Published by Bob on 11 Mar 2008
Envy
“Thou” shalt not covet they neighbors goods”… It’s hard for me to believe that many people still deal with feelings of envy.
It’s hard to believe because everyone has a different life path, things to learn and will encounter and create a series of things and experiences which fulfill that learning process…
People have things to learn?
That might be difficult to fathom when you see a “neighbor” who is enjoying something you desire deeply. When I was single and desired the experience of true love, I recall reacting very emotionally when I encountered it between other people.
It was a two-edged sword: On one hand I was gratified to sense it and feel it, as it bolstered my belief that it was possible… that it indeed existed. You could say seeing others experiencing it was an inspiration which said “I can experience this too”.
The other side of the coin was the feeling of emptiness and longing I also experienced because I didn’t have it myself. I didn’t want to take it away from someone else but I was very aware that it was missing in my own life.
Would this feeling fall into the category of “envy”? I think not.
Envy is the desire to take from someone some thing or experience that you don’t have yourself. It’s a form of anger at a person because he or she has a thing or experience you believe you deserve and also believe he or she doesn’t deserve.
Feeling cheated out of what you believe you deserve or anger at what you think someone else deserves, is envy.

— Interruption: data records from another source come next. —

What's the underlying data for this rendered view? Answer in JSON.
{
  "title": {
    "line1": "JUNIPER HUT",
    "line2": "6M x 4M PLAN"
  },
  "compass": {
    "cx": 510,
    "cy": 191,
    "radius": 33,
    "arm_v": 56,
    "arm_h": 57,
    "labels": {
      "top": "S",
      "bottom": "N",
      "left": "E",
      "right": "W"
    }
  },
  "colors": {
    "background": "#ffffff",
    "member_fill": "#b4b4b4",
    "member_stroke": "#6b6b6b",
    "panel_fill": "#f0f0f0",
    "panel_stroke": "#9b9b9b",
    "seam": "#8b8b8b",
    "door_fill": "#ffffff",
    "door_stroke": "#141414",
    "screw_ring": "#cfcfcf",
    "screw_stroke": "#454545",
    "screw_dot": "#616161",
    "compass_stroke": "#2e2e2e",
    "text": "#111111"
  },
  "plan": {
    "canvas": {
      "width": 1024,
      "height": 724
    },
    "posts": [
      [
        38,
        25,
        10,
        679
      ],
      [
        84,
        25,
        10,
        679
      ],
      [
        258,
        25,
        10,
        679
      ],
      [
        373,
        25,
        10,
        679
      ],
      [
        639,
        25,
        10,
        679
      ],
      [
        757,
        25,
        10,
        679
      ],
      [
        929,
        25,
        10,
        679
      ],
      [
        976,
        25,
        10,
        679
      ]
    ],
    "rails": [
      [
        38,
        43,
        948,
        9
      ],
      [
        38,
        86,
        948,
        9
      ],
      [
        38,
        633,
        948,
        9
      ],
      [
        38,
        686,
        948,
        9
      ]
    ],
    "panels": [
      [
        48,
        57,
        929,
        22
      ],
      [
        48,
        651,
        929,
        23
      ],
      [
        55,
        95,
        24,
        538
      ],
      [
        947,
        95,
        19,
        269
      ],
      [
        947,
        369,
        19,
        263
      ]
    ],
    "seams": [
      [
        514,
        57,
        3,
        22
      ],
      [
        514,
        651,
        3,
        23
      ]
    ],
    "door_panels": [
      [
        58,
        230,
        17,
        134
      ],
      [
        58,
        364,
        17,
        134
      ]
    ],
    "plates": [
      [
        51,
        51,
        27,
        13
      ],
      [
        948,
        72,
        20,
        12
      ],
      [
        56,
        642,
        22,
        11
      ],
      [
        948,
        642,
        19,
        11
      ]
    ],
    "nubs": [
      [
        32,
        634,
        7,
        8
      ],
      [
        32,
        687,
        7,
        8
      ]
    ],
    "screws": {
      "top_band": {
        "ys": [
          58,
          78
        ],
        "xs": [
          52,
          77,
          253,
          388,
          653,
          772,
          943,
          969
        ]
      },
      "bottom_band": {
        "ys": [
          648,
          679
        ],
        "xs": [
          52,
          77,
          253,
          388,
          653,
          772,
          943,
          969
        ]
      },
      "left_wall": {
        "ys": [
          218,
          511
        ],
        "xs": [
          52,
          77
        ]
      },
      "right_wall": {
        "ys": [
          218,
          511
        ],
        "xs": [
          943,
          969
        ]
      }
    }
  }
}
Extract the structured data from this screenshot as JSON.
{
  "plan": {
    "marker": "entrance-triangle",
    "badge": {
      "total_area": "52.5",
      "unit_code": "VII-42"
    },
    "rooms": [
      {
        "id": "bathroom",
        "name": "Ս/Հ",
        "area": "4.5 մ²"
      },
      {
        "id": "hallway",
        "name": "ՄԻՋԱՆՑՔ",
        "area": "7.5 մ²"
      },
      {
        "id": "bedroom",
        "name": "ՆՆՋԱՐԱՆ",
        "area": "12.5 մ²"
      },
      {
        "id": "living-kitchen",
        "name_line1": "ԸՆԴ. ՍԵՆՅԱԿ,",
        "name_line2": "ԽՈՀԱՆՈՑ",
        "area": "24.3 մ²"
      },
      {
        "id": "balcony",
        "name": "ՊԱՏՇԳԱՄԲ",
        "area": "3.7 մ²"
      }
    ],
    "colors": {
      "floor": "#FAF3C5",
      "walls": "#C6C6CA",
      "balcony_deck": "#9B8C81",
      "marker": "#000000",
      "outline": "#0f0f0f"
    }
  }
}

The mistake here is setting yourself up as the judge and jury for what other people’s life experience are supposed to look like. That is out of your realm. The only right to judge you have, is what is acceptable for your experience of reality… if someone’s lifestyle is breaking the law, society already has a process for dealing with those issues. If you are affected by what someone owns to the point where it no longer acts as an inspiration but creates anger, your real issues are with yourself and your feelings of being inadequate.

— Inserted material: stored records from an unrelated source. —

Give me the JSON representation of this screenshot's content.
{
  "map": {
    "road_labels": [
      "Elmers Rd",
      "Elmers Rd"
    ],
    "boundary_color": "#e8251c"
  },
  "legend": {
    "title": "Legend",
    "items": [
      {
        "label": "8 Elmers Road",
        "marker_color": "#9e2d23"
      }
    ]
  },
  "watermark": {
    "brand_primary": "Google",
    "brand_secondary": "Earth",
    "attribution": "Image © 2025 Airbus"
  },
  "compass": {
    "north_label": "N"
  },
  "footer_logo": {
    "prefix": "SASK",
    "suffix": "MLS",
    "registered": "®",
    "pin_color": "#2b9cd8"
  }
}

The most insecure part of yourself is your ego.
The ego is first to judge others and will do so only to make itself feel better. That’s the only reason. Your true self, will use the accomplishments of others as a means of expanding what is possible. This is a very different mindset than anger, jealousy and envy. Taking something away from another person because you believe that person has an unfair advantage over you, completely negates the possibility that you can create for yourself a similar thing or experience. If you prevent someone from a thing or experience, by extension you too could be prevented from the same thing or experience…
This is why Americans have traditionally rejected such things as income distribution and taking from the “haves” and giving to the “have-nots”. The underlying reason is very basic: If you take away the possibility of achieving a certain thing or experience from all individuals you minimize “hope”. Since hope is what lies behind “the pursuit of happiness” you take away the individual’s right to discover for themselves what brings them joy and fulfillment.
Having a few individual’s who’s excesses seem out of control is a small price to pay in order to protect your own free will and the ability to find out for yourself, what things and experiences are worth striving for.
To preserve the pursuit of your happiness means you must allow others the freedom to pursue theirs.
Envy, jealousy and anger if acted upon in a manner which limits what is possible will have the effect of stifling the very creative impulse which is responsible for everything we currently experience as reality, outside of the natural world.